I’m really white

Hungry Fran

Tuesday, November 24th, 2009. Filed under: Advice Food

Ever read the website Stuff White People Like (click here)? If you haven’t, I highly recommend it. Whether you are Asian, Maori, European or somewhere in between or outside, if you are reading this site, I bet you are white. Trust me, I am so white. So so white. You need sunglasses to look at me.

My biggest white pleasure is farmer’s markets (click here).

Man I love them. I love the friendly banter with the rough faced pot bellied venison supplier, the knowing smiles shared with the artisan cheese maker, even the hemp wearing, bangle toting chocolate brownie maker (bet she puts a little something something in hers at home). I love standing there, holding my straw basket, swaying around to the eclectic band with the man wearing corduroy overalls playing the tambourine.

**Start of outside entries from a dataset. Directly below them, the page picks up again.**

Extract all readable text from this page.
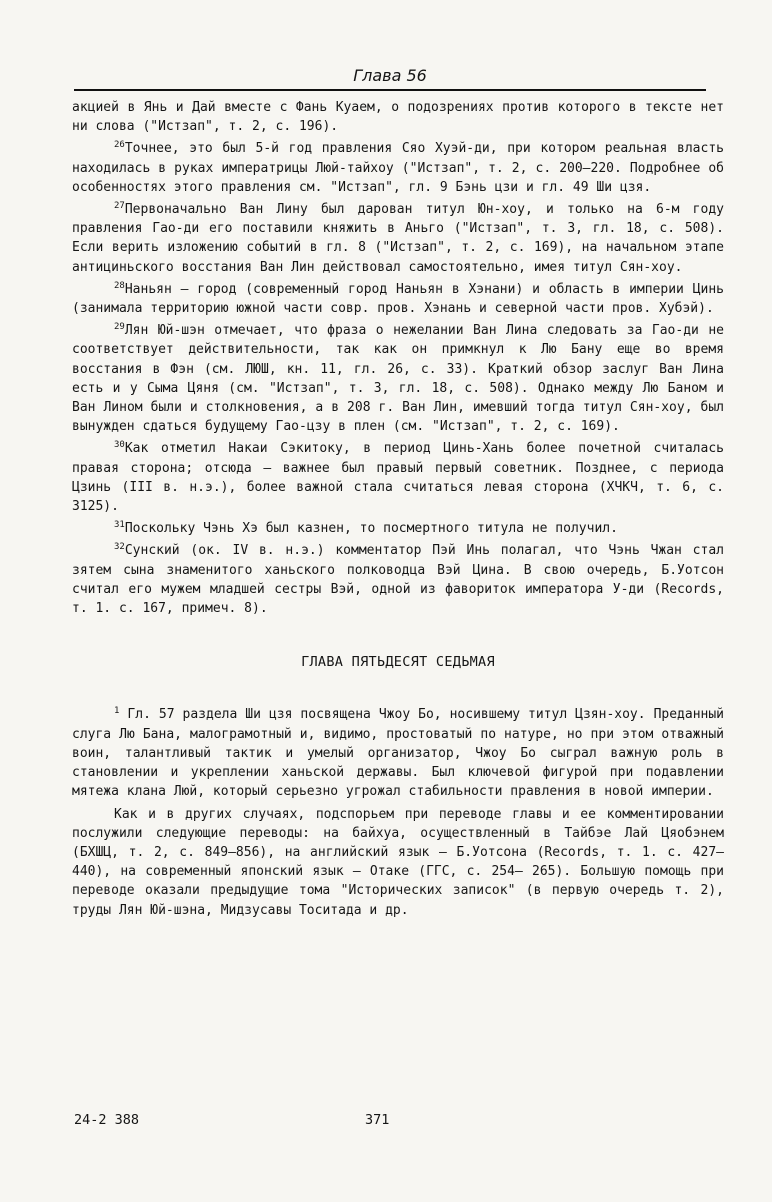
Глава 56

акцией в Янь и Дай вместе с Фань Куаем, о подозрениях против которого в тексте нет ни слова ("Истзап", т. 2, с. 196).

$^{26}$Точнее, это был 5-й год правления Сяо Хуэй-ди, при котором реальная власть находилась в руках императрицы Люй-тайхоу ("Истзап", т. 2, с. 200–220. Подробнее об особенностях этого правления см. "Истзап", гл. 9 Бэнь цзи и гл. 49 Ши цзя.

$^{27}$Первоначально Ван Лину был дарован титул Юн-хоу, и только на 6-м году правления Гао-ди его поставили княжить в Аньго ("Истзап", т. 3, гл. 18, с. 508). Если верить изложению событий в гл. 8 ("Истзап", т. 2, с. 169), на начальном этапе антициньского восстания Ван Лин действовал самостоятельно, имея титул Сян-хоу.

$^{28}$Наньян — город (современный город Наньян в Хэнани) и область в империи Цинь (занимала территорию южной части совр. пров. Хэнань и северной части пров. Хубэй).

$^{29}$Лян Юй-шэн отмечает, что фраза о нежелании Ван Лина следовать за Гао-ди не соответствует действительности, так как он примкнул к Лю Бану еще во время восстания в Фэн (см. ЛЮШ, кн. 11, гл. 26, с. 33). Краткий обзор заслуг Ван Лина есть и у Сыма Цяня (см. "Истзап", т. 3, гл. 18, с. 508). Однако между Лю Баном и Ван Лином были и столкновения, а в 208 г. Ван Лин, имевший тогда титул Сян-хоу, был вынужден сдаться будущему Гао-цзу в плен (см. "Истзап", т. 2, с. 169).

$^{30}$Как отметил Накаи Сэкитоку, в период Цинь-Хань более почетной считалась правая сторона; отсюда — важнее был правый первый советник. Позднее, с периода Цзинь (III в. н.э.), более важной стала считаться левая сторона (ХЧКЧ, т. 6, с. 3125).

$^{31}$Поскольку Чэнь Хэ был казнен, то посмертного титула не получил.

$^{32}$Сунский (ок. IV в. н.э.) комментатор Пэй Инь полагал, что Чэнь Чжан стал зятем сына знаменитого ханьского полководца Вэй Цина. В свою очередь, Б.Уотсон считал его мужем младшей сестры Вэй, одной из фавориток императора У-ди (Records, т. 1. с. 167, примеч. 8).

ГЛАВА ПЯТЬДЕСЯТ СЕДЬМАЯ

$^1$ Гл. 57 раздела Ши цзя посвящена Чжоу Бо, носившему титул Цзян-хоу. Преданный слуга Лю Бана, малограмотный и, видимо, простоватый по натуре, но при этом отважный воин, талантливый тактик и умелый организатор, Чжоу Бо сыграл важную роль в становлении и укреплении ханьской державы. Был ключевой фигурой при подавлении мятежа клана Люй, который серьезно угрожал стабильности правления в новой империи.

Как и в других случаях, подспорьем при переводе главы и ее комментировании послужили следующие переводы: на байхуа, осуществленный в Тайбэе Лай Цяобэнем (БХШЦ, т. 2, с. 849–856), на английский язык — Б.Уотсона (Records, т. 1. с. 427–440), на современный японский язык — Отаке (ГГС, с. 254– 265). Большую помощь при переводе оказали предыдущие тома "Исторических записок" (в первую очередь т. 2), труды Лян Юй-шэна, Мидзусавы Тоситада и др.

24-2 388	371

But, as I’m sure you will have guessed, what I love most is the fresh fruit and veges. Where else can you get purple asparagus, plucked fresh that morning?

It was where I was first introduced to my dear friend celeriac, where I learnt the difference between Cavalo Nero and silver beet. My first Jerusalem artichoke was from the markets, as was my introduction to the world of heirloom tomatoes.

lyttelton-farmers-market

On a recent trip back to Aotearoa, I indulged myself in my favourite market, the Lyttleton Market in Christchurch. With a basket laden full of goodies, I went home and made something simple, fresh and beautiful.

Roasted purple and green asparagus with mixed tomato and red onion salsa (the tomatoes were all heirloom varieties, red, purple and green). Delicious.

You should make it too. If you can’t find purple asparagus or black tomatoes, don’t worry, I won’t judge you. I’ll just feel a little bit better about myself. That’s what white people like to do.

Roasted Asparagus With A Tomato And Red Onion Salsa

Ingredients

2 bunches of asparagus

2-3 ripe, fresh, beautiful tomatoes (please don’t buy pale tasteless supermarket ones, they aren’t worth it)

Half a red onion

The juice of one lemon

Olive oil

Salt & Pepper

Method

1. Cut the straw like ends off the asparagus (the last 2-3 centimetres depending on how fresh the asparagus is)

2. Drizzle the asparagus in olive oil and sprinkle with salt and then roast in the oven at 180 degrees Celsius for 5-8 minutes

3. Meanwhile, chop up the tomatoes and red onion very  finely – if you are going to be anal, seed the tomatoes (take out the watery seedy stuff in the middle)

4. Mix through the juice of one lemon and 2- 3 tablespoons of olive oil and salt and pepper through the tomatoes and onion to taste.

5. Take the asparagus out of the oven and place flat on a plate. Spoon the salsa over the asparagus and serve with something yummy like grilled salmon and new potatoes drizzled with butter or a nice piece of steak and roast kumara or perhaps even some fresh shellfish, anything works as long as it is fresh, summery and you like it.